Editor: This story was previously released by Ohio State University’s Office of Research and Innovation Communications, http://go.osu.edu/X87.

COLUMBUS, Ohio -- Cats that live outdoors in the city do their darnedest to steer clear of urban coyotes, a new study says.

The cats cause less damage to wildlife in urban green spaces, such as city parks and nature preserves, because of that dodging, the study suggests. And they live longer and are healthier than previously thought.

“Free-roaming cats are basically partitioning their use of the urban landscape. They’re not using the natural areas in cities very much because of the coyote presence there,” said the study’s lead author, Stan Gehrt, a wildlife ecologist in the College of Food, Agricultural, and Environmental Sciences at The Ohio State University.

“It reduces the cats’ vulnerability to coyotes, but at the same time, it means the coyotes are essentially protecting these natural areas from cat predation,” he said.

Photo: The health of free-roaming cats and their ability to survive are "greater than what people think," Gehrt said.

The study, which was published recently in the online journal PLOS ONE, is the first to show how coyotes and free-roaming cats share space and interact with each other in urban areas.

Gehrt and his colleagues monitored the health, home ranges, habitat selections and other characteristics of 39 feral and stray cats near six parks and nature preserves in greater Chicago. The Chicago area has some of the densest populations of coyotes ever recorded.

The scientists found that most of the cats shunned the urban coyotes’ “core activity areas” – fragments of natural habitat within the city, as represented by the study’s parks and nature preserves.

Instead, the cats restricted their own core activities to developed parts of the city, such as near homes and shops. Core activity areas are the areas within an animal’s home range where the animal spends most of its time and concentrates most of its activities, including hunting.

Video: Gehrt discusses the growing number of urban coyotes, whether they pose a risk to people and his long-term study in Chicago.

“Coyotes essentially exclude cats from natural habitat fragments in cities either directly through predation or indirectly through the threat of predation,” said Gehrt, an associate professor in the college’s School of Environment and Natural Resources. “The cats avoid these areas.”

Coyotes are known to prey on free-roaming cats, whether ferals, strays or pets, while free-roaming cats, on the whole, have been shown to kill great numbers of birds, small rodents and reptiles.

Both cats and coyotes can annoy city dwellers by howling at night, digging through trash and threatening pets. And both can pose a public health risk: Cats can spread a disease called toxoplasmosis; on rare occasions, coyotes have bitten humans.

The findings paint both animals in a more positive light, Gehrt said.

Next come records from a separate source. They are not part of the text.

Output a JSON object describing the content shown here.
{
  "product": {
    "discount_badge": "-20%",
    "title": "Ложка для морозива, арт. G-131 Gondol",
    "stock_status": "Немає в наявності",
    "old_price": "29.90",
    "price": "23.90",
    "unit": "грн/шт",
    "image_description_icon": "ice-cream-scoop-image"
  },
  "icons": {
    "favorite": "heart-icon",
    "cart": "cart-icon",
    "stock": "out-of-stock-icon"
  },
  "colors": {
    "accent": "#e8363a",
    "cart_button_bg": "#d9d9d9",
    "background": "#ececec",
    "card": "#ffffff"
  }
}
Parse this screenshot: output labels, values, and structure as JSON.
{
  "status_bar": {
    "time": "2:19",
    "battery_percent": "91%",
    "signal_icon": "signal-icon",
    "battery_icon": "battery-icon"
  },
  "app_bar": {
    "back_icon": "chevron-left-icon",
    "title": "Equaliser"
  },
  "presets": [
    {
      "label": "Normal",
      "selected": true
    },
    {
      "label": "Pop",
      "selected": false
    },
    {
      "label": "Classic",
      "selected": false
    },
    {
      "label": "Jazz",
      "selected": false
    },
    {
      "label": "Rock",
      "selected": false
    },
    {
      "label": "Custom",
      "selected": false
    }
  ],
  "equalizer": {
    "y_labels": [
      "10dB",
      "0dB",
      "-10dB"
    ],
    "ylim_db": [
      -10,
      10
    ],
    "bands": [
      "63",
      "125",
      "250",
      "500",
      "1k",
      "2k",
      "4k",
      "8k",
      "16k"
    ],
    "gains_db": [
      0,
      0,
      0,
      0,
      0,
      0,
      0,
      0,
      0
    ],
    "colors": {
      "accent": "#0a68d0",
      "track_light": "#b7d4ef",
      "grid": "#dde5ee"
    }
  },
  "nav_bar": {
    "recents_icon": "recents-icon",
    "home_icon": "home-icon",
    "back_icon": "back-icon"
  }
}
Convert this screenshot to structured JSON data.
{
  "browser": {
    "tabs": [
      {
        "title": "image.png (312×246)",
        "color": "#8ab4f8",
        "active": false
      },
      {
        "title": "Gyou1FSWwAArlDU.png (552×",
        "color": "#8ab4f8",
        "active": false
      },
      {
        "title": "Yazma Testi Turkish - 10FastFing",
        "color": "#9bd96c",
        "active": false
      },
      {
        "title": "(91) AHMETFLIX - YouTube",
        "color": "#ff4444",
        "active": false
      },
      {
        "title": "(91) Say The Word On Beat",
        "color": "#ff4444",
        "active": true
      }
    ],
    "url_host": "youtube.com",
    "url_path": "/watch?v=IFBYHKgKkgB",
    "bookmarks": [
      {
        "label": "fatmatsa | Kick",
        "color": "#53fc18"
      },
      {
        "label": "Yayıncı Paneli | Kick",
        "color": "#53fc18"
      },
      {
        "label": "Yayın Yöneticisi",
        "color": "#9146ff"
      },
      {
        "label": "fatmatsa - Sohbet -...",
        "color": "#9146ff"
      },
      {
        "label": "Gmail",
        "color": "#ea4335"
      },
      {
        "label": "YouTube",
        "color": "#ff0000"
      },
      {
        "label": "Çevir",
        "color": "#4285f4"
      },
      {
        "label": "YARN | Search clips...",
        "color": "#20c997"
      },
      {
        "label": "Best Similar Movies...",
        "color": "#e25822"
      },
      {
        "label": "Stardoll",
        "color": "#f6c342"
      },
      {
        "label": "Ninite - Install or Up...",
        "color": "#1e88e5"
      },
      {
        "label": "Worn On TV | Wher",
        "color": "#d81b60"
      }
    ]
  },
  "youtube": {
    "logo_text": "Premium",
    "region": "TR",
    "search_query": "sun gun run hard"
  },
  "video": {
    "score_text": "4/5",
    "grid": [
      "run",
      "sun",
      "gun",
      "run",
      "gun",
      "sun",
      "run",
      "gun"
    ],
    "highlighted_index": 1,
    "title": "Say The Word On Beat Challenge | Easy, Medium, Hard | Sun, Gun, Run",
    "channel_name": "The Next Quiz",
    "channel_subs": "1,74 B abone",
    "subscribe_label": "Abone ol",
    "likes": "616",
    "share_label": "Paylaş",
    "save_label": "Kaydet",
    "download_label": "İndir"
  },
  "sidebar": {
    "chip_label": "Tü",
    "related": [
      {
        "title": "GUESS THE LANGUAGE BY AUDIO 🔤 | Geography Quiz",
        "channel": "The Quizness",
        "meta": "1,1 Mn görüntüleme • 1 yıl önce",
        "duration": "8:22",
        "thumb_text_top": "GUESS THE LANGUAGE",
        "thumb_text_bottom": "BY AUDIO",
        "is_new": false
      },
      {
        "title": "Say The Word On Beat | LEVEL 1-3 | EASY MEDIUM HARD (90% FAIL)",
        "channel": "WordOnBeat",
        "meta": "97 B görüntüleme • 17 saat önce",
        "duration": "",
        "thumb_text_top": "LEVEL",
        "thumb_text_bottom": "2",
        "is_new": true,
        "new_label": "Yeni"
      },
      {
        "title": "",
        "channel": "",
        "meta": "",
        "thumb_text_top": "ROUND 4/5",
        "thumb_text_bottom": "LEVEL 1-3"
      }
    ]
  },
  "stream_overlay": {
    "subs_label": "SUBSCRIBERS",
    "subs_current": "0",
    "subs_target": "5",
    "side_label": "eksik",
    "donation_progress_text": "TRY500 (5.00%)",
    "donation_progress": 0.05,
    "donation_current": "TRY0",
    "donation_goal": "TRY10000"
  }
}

“Free-roaming cats aren’t as diseased and short-lived as we often hear, and they’re not as harmful to wildlife as some other studies have suggested, at least not in urban natural areas,” he said.

For their part, coyotes provide a beneficial ecological service in urban natural areas by limiting the impact of cats, he said.

Photo: Coyotes may benefit urban green spaces by limiting predation by cats on small wildlife, Gehrt's study suggests.

While urban coyotes often go into the developed parts of the city, such as streets and people’s yards, those places aren’t part of the coyotes’ core activity area, the study found.

“The way coyotes use developed areas is completely different from how cats use them,” Gehrt said. “They’re moving through those neighborhoods or commercial areas very quickly, using every bit of cover they can find, to get from one hunting area to another, whereas the cats are sticking as close to the buildings as they can.”

In other words, the cats are trying to stay close to people; the coyotes are trying to duck them.

“What the coyotes are doing is totally amazing,” Gehrt said. “They have to live in the urban matrix while avoiding people, which is pretty darn hard to do.”

The new information paints a clearer picture of both animals’ behavior in urban areas and may refine how park and wildlife officials manage them, he said.

But there’s a caveat: The study didn’t monitor the impact of cats on wildlife in the developed parts of the city.

“Even though we found that the cats’ impact on urban natural areas was low, that doesn’t mean that their impact would be low in the developed areas where they’re spending a lot of their time,” he said. “There’s a potential strong impact by cats on systems outside of those natural areas, but monitoring that was beyond the scope of our study.”

Coyotes in the study’s six parks and nature preserves were already being monitored as part of the wider, long-term Cook County, Illinois, Coyote Project, which Gehrt has been conducting since 2000.

For this latest study, the researchers live-trapped free-roaming cats in or near those parks and nature preserves. They recorded each cat’s age, weight, fur coloration, body condition and other traits; took blood samples for later testing; fitted the adult and juvenile cats with radio collars for tracking their movements; and released all the cats at or near their capture sites.

Findings showed that most of the sampled cats were in good body condition, with only a few mostly minor health problems. Blood tests indicated, for example, that the cats had little exposure to feline immunodeficiency virus, also called FIV or feline AIDS, or to feline leukemia virus.

Cats that had been spayed or neutered were in even better shape.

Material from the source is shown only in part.